Causes of ascites can include 

  • ovarian carcinoma, 
  • colorectal carcinoma, 
  • pancreatic carcinoma, 
  • gastric carcinoma, 
  • cardiac failure, 
  • renal failure, and liver failure.

Management

  •  Correcting the underlying cause if possible, as successful treatment of the underlying condition can often control ascites. 
  • Non-drug treatment options include paracentesis, which involves the removal of fluid from the peritoneal cavity. However, ascites is likely to reaccumulate after paracentesis.
  • Drug treatment options for ascites include the use of spironolactone, which is a diuretic that helps reduce fluid accumulation, and frusemide may be added if necessary.

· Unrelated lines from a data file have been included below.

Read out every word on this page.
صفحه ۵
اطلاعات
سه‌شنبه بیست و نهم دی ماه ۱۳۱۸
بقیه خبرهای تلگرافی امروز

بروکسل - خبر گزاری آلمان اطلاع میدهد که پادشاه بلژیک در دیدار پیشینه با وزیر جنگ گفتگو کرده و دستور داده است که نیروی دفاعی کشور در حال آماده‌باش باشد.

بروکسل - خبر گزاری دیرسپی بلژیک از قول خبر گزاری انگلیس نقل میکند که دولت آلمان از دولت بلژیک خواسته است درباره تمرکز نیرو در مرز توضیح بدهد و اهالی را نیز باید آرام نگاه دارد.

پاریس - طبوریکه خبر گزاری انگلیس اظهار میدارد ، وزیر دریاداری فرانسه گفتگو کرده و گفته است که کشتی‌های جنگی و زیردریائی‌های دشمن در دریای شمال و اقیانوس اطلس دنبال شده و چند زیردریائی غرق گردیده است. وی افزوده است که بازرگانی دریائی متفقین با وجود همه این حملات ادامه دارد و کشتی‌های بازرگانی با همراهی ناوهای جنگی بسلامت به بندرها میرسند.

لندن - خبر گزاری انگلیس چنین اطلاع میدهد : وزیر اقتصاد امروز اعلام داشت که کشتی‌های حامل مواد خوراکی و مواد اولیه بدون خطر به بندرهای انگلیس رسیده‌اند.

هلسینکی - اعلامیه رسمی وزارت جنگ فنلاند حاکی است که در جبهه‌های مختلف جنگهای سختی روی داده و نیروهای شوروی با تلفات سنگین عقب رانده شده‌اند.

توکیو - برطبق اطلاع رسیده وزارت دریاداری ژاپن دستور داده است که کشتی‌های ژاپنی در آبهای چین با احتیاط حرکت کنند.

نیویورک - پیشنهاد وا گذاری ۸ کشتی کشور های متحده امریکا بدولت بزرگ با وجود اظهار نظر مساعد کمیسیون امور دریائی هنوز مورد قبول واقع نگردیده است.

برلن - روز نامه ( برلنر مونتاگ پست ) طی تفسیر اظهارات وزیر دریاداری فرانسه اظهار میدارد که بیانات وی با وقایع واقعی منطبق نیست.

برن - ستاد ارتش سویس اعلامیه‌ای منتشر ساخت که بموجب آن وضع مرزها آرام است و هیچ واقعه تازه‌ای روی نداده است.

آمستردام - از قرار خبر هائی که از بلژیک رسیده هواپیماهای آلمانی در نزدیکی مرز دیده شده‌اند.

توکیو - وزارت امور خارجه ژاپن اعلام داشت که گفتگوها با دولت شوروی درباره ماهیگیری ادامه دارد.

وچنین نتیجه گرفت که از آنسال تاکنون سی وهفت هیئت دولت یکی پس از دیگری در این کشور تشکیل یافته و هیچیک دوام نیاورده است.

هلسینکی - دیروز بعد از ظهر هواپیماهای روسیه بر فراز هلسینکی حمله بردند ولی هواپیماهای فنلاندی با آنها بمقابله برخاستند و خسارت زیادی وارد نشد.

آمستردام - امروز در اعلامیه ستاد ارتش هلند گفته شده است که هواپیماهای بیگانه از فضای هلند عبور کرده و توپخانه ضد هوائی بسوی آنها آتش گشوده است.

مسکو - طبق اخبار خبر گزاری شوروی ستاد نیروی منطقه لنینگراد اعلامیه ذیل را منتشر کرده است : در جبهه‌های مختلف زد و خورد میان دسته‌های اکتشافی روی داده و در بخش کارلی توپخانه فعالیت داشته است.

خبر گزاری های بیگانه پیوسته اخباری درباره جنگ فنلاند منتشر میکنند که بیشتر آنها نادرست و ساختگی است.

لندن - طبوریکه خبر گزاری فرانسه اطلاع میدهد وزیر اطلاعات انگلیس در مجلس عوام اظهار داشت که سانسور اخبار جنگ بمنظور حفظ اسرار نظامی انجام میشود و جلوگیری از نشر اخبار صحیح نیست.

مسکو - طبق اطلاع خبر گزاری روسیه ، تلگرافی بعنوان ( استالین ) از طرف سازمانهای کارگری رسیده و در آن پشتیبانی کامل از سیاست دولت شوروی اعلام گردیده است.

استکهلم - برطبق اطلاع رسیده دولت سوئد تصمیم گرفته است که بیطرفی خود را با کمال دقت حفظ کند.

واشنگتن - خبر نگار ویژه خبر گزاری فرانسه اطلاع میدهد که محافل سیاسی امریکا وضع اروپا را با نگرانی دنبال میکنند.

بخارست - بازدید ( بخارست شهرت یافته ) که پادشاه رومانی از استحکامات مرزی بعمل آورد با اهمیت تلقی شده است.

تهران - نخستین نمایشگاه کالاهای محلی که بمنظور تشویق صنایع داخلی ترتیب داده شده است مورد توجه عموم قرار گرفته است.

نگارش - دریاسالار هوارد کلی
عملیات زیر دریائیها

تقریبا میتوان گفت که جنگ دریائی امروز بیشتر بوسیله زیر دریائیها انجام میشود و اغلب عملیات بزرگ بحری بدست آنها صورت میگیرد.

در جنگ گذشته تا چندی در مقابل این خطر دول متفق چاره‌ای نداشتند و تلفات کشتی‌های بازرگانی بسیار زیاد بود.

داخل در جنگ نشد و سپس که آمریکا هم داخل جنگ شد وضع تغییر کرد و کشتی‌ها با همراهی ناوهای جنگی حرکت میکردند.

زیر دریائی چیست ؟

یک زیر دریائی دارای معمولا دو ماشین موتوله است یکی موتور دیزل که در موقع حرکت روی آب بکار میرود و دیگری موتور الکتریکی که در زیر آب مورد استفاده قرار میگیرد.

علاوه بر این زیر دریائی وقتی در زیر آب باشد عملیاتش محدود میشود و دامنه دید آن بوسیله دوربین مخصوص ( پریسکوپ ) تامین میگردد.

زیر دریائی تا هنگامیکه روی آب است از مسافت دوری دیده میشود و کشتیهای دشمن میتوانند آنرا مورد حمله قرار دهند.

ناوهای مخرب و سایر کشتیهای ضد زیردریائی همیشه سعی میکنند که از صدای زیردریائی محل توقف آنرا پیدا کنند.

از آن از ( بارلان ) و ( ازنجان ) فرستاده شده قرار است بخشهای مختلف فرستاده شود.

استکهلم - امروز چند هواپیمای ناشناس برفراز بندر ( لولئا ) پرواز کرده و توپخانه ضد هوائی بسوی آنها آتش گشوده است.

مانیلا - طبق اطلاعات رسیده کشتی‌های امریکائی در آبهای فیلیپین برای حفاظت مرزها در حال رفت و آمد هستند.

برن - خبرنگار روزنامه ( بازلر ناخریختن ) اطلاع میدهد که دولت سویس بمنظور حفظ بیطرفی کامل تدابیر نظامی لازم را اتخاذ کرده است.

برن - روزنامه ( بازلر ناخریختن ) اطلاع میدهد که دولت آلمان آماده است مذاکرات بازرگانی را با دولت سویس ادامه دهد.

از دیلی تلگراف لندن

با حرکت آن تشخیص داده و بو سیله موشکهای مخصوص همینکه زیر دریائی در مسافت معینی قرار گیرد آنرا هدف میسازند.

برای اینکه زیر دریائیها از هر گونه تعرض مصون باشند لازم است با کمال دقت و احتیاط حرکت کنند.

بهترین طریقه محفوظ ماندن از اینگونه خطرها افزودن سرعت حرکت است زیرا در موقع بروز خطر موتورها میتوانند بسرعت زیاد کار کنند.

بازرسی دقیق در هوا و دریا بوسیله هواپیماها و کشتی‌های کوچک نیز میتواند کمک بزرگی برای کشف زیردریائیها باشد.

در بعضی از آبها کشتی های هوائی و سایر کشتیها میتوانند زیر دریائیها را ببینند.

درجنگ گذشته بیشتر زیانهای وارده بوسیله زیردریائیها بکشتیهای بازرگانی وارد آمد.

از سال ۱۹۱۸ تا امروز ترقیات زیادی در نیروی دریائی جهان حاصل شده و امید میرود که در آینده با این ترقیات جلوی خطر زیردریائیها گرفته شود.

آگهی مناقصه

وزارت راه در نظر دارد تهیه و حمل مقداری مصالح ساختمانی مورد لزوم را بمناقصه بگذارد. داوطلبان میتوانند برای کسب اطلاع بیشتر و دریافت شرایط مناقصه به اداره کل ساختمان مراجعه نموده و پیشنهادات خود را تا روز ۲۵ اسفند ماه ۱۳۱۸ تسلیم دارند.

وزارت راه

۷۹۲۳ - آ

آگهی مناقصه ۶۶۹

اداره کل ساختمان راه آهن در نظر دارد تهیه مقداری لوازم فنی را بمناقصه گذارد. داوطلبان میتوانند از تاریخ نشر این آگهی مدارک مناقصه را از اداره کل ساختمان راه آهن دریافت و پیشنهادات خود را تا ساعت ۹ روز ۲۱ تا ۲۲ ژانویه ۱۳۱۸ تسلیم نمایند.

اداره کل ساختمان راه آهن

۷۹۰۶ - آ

Fungating Tumors and Odors

Fungating tumors can cause distress to patients due to embarrassment and isolation from relatives and friends. 

Management:

  1. Regular cleaning of the fungating tumor with saline.
  2. Radiotherapy (RT) may be a good option.
  3. Crushed Metronidazole tablets applied to the fungating area can remove odor and dry up the discharge.
  4. Metronidazole tablets can be inserted into sinuses or orifices leading to smelly growth, particularly in rectal or cervical cancers. It helps with pain relief, hemostasis, and clearing infections caused by anaerobic organisms.
Wound Care

Causes of wounds:

  1. Fungating skin cancers (primary or secondary), such as breast, sarcoma, squamous tumors, or melanoma.
  2. Poor wound healing due to debility, poor nutrition, and illness.
  3. Pressure sores due to debility and immobility.

General Care:

Cleaning wounds:

  1. Use a simple saline solution made by boiling water and adding salt (a pinch for a glass or one teaspoon for 500mls).
  2. Use saltwater baths for perineal wounds.
  3. Avoid caustic cleaning agents like hydrogen peroxide.
  4. Consider leaving a wound exposed to air (while monitoring for maggots).
  5. If necessary, apply clean dressings daily or more frequently if there is discharge.
  6. Consider using locally available materials, such as old cotton cloths washed and cut to size, for simple dressings.
  7. Educate the patient’s family on how to perform daily dressing changes.
  8. Prevent pressure sores by regularly changing the patient’s position.
  9. Keep the skin dry and clean.
  10. Consider using a water-filled surgical glove for pressure relief in critical areas.

Assessment and Management:

Is there pain?

  • Use non-adherent dressings and soak them off before changing.
  • Administer analgesia 30 minutes before changing the dressing.

Is there an unpleasant smell?

  • Sprinkle crushed metronidazole tablets directly onto the wound (avoid enteric-coated tablets) or use metronidazole gel if affordable.
  • Consider using locally available remedies such as natural yogurt, papaya, or tried-and-tested local herbs.
  • Honey or sugar can be temporarily used on a dressing for de-sloughing necrotic wounds. Dressings should be changed twice a day as they become moist, but within a few days, you can revert to dry dressings or metronidazole.

Is there discharge?

  • Use absorbent dressings and change them frequently.

Is there bleeding?

  • In cases of severe bleeding, consider radiotherapy or surgery. Use dark cloths to soak up the blood.
  • Clean the wound carefully to avoid trauma during dressing changes.
  • Consider using crushed topical tranexamic acid (500mg).